Андрей сполз с кровати, открыл створки шкафа, достал чистое белье,
спортивное трико, шерстяные носки. Заталкивая ногу в джинсы, вынул из
кармана пачку русских денег, униженно заулыбался:
- Спасибо, ей-богу. А то, как в дороге? Если б отняли, - он похлопал
по заднему карману, повертел в руках двадцатидолларовую купюру. - Ей-богу,
благодарен. Для меня - это целое состояние. А те деньги, что? Лейлины
деньги, чужие. Вот мои.
- Спрячь свои копейки, - презрительно бросил Григорий. Повернулся к
товарищу, - Или как?
Санек зачесал подбородок.
Поверх свитера и пиджака Растопчин натянул пальто, затем нахлобучил
на голову шапку и снова полез на кровать под одеяло. И снова не отказал
себе в удовольствии - отхлебнул из фляги. Застегнул на руке ремешок часов
и поинтересовался:
- А кто у вас старший? Ты Григорий? Или Александр?
- Тебе какой с этого кайф? - удивился Григорий.
- Пусть Александр мне объяснит, - икнул Растопчин, - на кой хрен вы
решили тащить меня к нотариусу?
- Перепил, - огорчился Санек. - Забери у него коньяк, Гриша.
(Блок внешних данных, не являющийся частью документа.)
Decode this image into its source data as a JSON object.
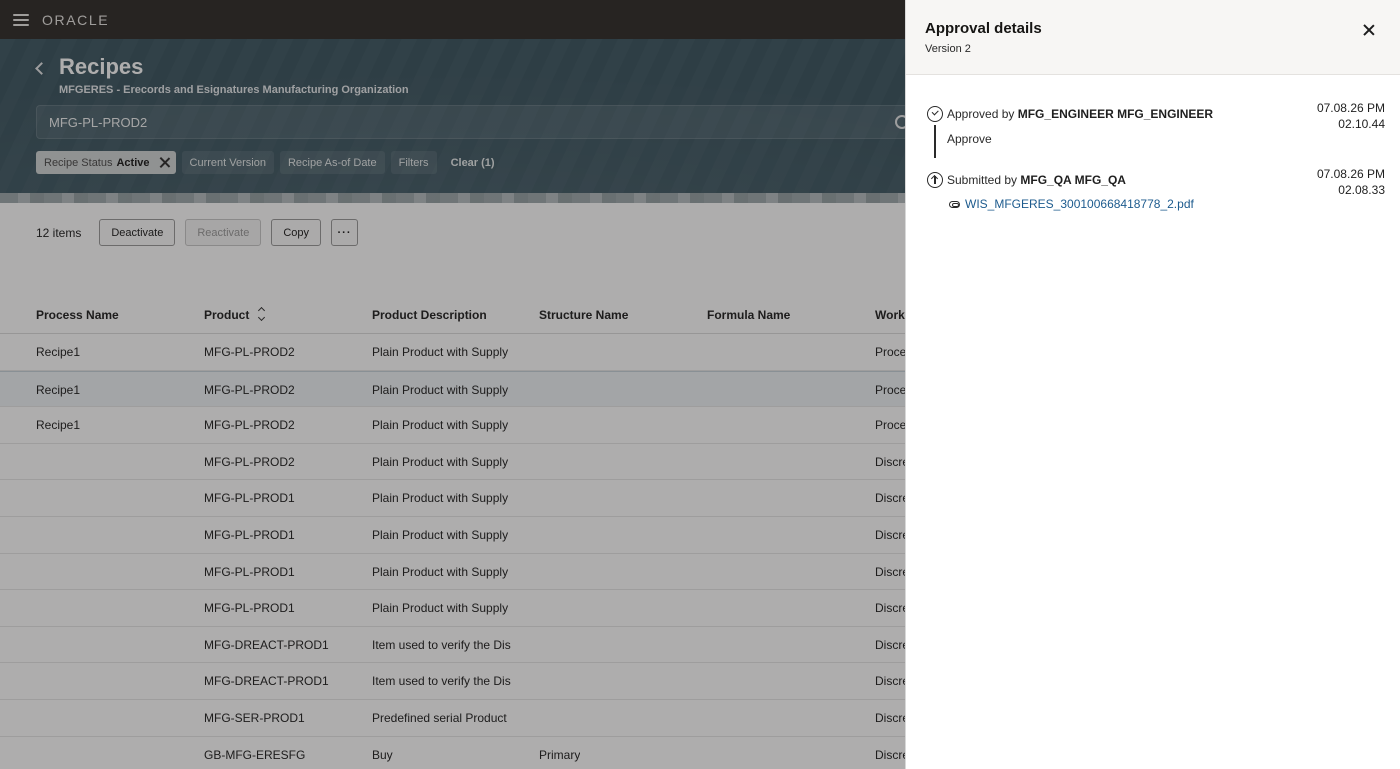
{
  "header": {
    "brand": "ORACLE"
  },
  "page": {
    "title": "Recipes",
    "subtitle": "MFGERES - Erecords and Esignatures Manufacturing Organization",
    "search_value": "MFG-PL-PROD2",
    "filters": {
      "status_key": "Recipe Status",
      "status_value": "Active",
      "current_version": "Current Version",
      "as_of_date": "Recipe As-of Date",
      "filters": "Filters",
      "clear": "Clear (1)"
    }
  },
  "toolbar": {
    "count": "12 items",
    "deactivate": "Deactivate",
    "reactivate": "Reactivate",
    "copy": "Copy",
    "more": "···"
  },
  "table": {
    "columns": [
      "Process Name",
      "Product",
      "Product Description",
      "Structure Name",
      "Formula Name",
      "Work"
    ],
    "rows": [
      {
        "process": "Recipe1",
        "product": "MFG-PL-PROD2",
        "description": "Plain Product with Supply",
        "structure": "",
        "formula": "",
        "work": "Proce"
      },
      {
        "process": "Recipe1",
        "product": "MFG-PL-PROD2",
        "description": "Plain Product with Supply",
        "structure": "",
        "formula": "",
        "work": "Proce"
      },
      {
        "process": "Recipe1",
        "product": "MFG-PL-PROD2",
        "description": "Plain Product with Supply",
        "structure": "",
        "formula": "",
        "work": "Proce"
      },
      {
        "process": "",
        "product": "MFG-PL-PROD2",
        "description": "Plain Product with Supply",
        "structure": "",
        "formula": "",
        "work": "Discre"
      },
      {
        "process": "",
        "product": "MFG-PL-PROD1",
        "description": "Plain Product with Supply",
        "structure": "",
        "formula": "",
        "work": "Discre"
      },
      {
        "process": "",
        "product": "MFG-PL-PROD1",
        "description": "Plain Product with Supply",
        "structure": "",
        "formula": "",
        "work": "Discre"
      },
      {
        "process": "",
        "product": "MFG-PL-PROD1",
        "description": "Plain Product with Supply",
        "structure": "",
        "formula": "",
        "work": "Discre"
      },
      {
        "process": "",
        "product": "MFG-PL-PROD1",
        "description": "Plain Product with Supply",
        "structure": "",
        "formula": "",
        "work": "Discre"
      },
      {
        "process": "",
        "product": "MFG-DREACT-PROD1",
        "description": "Item used to verify the Dis",
        "structure": "",
        "formula": "",
        "work": "Discre"
      },
      {
        "process": "",
        "product": "MFG-DREACT-PROD1",
        "description": "Item used to verify the Dis",
        "structure": "",
        "formula": "",
        "work": "Discre"
      },
      {
        "process": "",
        "product": "MFG-SER-PROD1",
        "description": "Predefined serial Product",
        "structure": "",
        "formula": "",
        "work": "Discre"
      },
      {
        "process": "",
        "product": "GB-MFG-ERESFG",
        "description": "Buy",
        "structure": "Primary",
        "formula": "",
        "work": "Discre"
      }
    ],
    "selected_row_index": 1
  },
  "drawer": {
    "title": "Approval details",
    "subtitle": "Version 2",
    "events": [
      {
        "icon": "check-circle-icon",
        "action": "Approved by",
        "actor": "MFG_ENGINEER MFG_ENGINEER",
        "comment": "Approve",
        "date": "07.08.26 PM",
        "time": "02.10.44"
      },
      {
        "icon": "upload-circle-icon",
        "action": "Submitted by",
        "actor": "MFG_QA MFG_QA",
        "attachment": "WIS_MFGERES_300100668418778_2.pdf",
        "date": "07.08.26 PM",
        "time": "02.08.33"
      }
    ]
  }
}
- Не надо забирать, - Растопчин спрятал флягу под одеяло. - Надо
пораскинуть мозгами. Я сейчас кидаю вещи в сумку, уматываю в Симферополь,
из Симферополя - в Москву. И молчу там в тряпочку. Честное слово.
Серьезно, ребята, зачем вам нотариус?
- Делай то, что тебе говорят, не выводи меня из себя, парень, -
пригрозил Санек.
- Вы полагаете, что из Москвы я могу позвонить Вячеславу и заявить,
что мне никто никаких денег и не думал отдавать? А просто шуганули из Ялты
и т.д.?
- К примеру.
- Так мой московский адрес вы легко узнаете тем же путем, каким
узнали адрес Лейлы. Согласны? - убеждал Растопчин. - Разве я враг себе?
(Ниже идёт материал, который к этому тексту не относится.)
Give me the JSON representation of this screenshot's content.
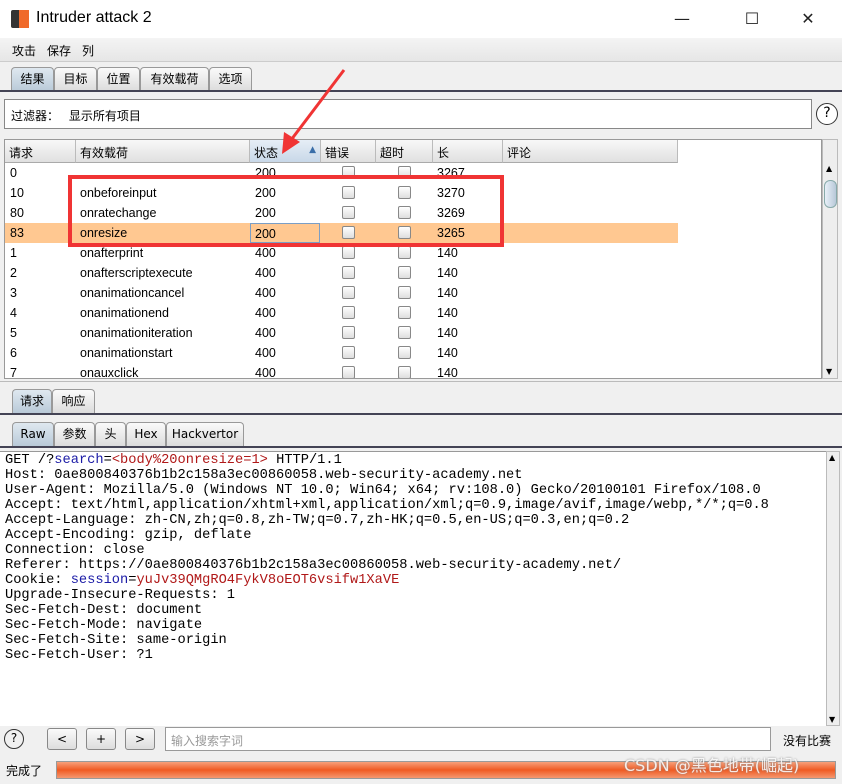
{
  "window": {
    "title": "Intruder attack 2",
    "minimize": "—",
    "maximize": "☐",
    "close": "✕"
  },
  "menu": [
    "攻击",
    "保存",
    "列"
  ],
  "tabs": [
    "结果",
    "目标",
    "位置",
    "有效载荷",
    "选项"
  ],
  "filter": {
    "label": "过滤器：",
    "value": "显示所有项目"
  },
  "help": "?",
  "table": {
    "columns": [
      "请求",
      "有效载荷",
      "状态",
      "错误",
      "超时",
      "长",
      "评论"
    ],
    "sorted_column": "状态",
    "sort_indicator": "▲",
    "rows": [
      {
        "req": "0",
        "payload": "",
        "status": "200",
        "len": "3267",
        "selected": false
      },
      {
        "req": "10",
        "payload": "onbeforeinput",
        "status": "200",
        "len": "3270",
        "selected": false
      },
      {
        "req": "80",
        "payload": "onratechange",
        "status": "200",
        "len": "3269",
        "selected": false
      },
      {
        "req": "83",
        "payload": "onresize",
        "status": "200",
        "len": "3265",
        "selected": true
      },
      {
        "req": "1",
        "payload": "onafterprint",
        "status": "400",
        "len": "140",
        "selected": false
      },
      {
        "req": "2",
        "payload": "onafterscriptexecute",
        "status": "400",
        "len": "140",
        "selected": false
      },
      {
        "req": "3",
        "payload": "onanimationcancel",
        "status": "400",
        "len": "140",
        "selected": false
      },
      {
        "req": "4",
        "payload": "onanimationend",
        "status": "400",
        "len": "140",
        "selected": false
      },
      {
        "req": "5",
        "payload": "onanimationiteration",
        "status": "400",
        "len": "140",
        "selected": false
      },
      {
        "req": "6",
        "payload": "onanimationstart",
        "status": "400",
        "len": "140",
        "selected": false
      },
      {
        "req": "7",
        "payload": "onauxclick",
        "status": "400",
        "len": "140",
        "selected": false
      }
    ]
  },
  "detail_tabs": [
    "请求",
    "响应"
  ],
  "view_tabs": [
    "Raw",
    "参数",
    "头",
    "Hex",
    "Hackvertor"
  ],
  "request": {
    "line1": {
      "prefix": "GET /?",
      "param": "search",
      "eq": "=",
      "value": "<body%20onresize=1>",
      "suffix": " HTTP/1.1"
    },
    "lines_a": [
      "Host: 0ae800840376b1b2c158a3ec00860058.web-security-academy.net",
      "User-Agent: Mozilla/5.0 (Windows NT 10.0; Win64; x64; rv:108.0) Gecko/20100101 Firefox/108.0",
      "Accept: text/html,application/xhtml+xml,application/xml;q=0.9,image/avif,image/webp,*/*;q=0.8",
      "Accept-Language: zh-CN,zh;q=0.8,zh-TW;q=0.7,zh-HK;q=0.5,en-US;q=0.3,en;q=0.2",
      "Accept-Encoding: gzip, deflate",
      "Connection: close",
      "Referer: https://0ae800840376b1b2c158a3ec00860058.web-security-academy.net/"
    ],
    "cookie": {
      "prefix": "Cookie: ",
      "name": "session",
      "eq": "=",
      "value": "yuJv39QMgRO4FykV8oEOT6vsifw1XaVE"
    },
    "lines_b": [
      "Upgrade-Insecure-Requests: 1",
      "Sec-Fetch-Dest: document",
      "Sec-Fetch-Mode: navigate",
      "Sec-Fetch-Site: same-origin",
      "Sec-Fetch-User: ?1"
    ]
  },
  "bottom": {
    "prev": "<",
    "add": "+",
    "next": ">",
    "search_placeholder": "输入搜索字词",
    "matches": "没有比赛"
  },
  "status": {
    "text": "完成了",
    "progress_percent": 100
  },
  "watermark": "CSDN @黑色地带(崛起)",
  "colors": {
    "selected_row": "#ffc891",
    "highlight_box": "#f03434",
    "progress": "#f05a22"
  }
}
Особенно, после сегодняшних ночных ванн. Это же страшная пытка, ребята. Не
знаю уж, что такое армянское ожерелье. Тоже не изумруды, наверное.
- Догадливый сыкун, - похвалил Растопчина Григорий. - Это когда у
тебя выдеру с корнем язык, отрежу побрякушки, что меж ног болтаются,
пальцы оттяпаю, уши, прочую ерунду и всю ту прелесть нанижу на веревочку.
А веревочку на шее узелком завяжу. Но не до смерти. Не придушу, не бойся.
Растопчин тряхнул головой, шапка упала на подушку.
- Хватит, хватит, - заволновался он. - Я готов. Один вопрос по
существу. Просто, чтоб вас не подвести, - Растопчин отбросил одеяло,
запахнул пальто, обулся.
- У нотариуса доллары будут настоящие? Я к тому что, их мне надо
будет пересчитывать? Или пачки трогать нельзя? Если там "кукла", то есть,
бумага. Просто, чтоб вас не подвести. И я умолкаю, - лихорадочно швырял
Растопчин свои вещи в сумку.
- Не настоящие, - сказал Санек. - Считать ты ничего не будешь.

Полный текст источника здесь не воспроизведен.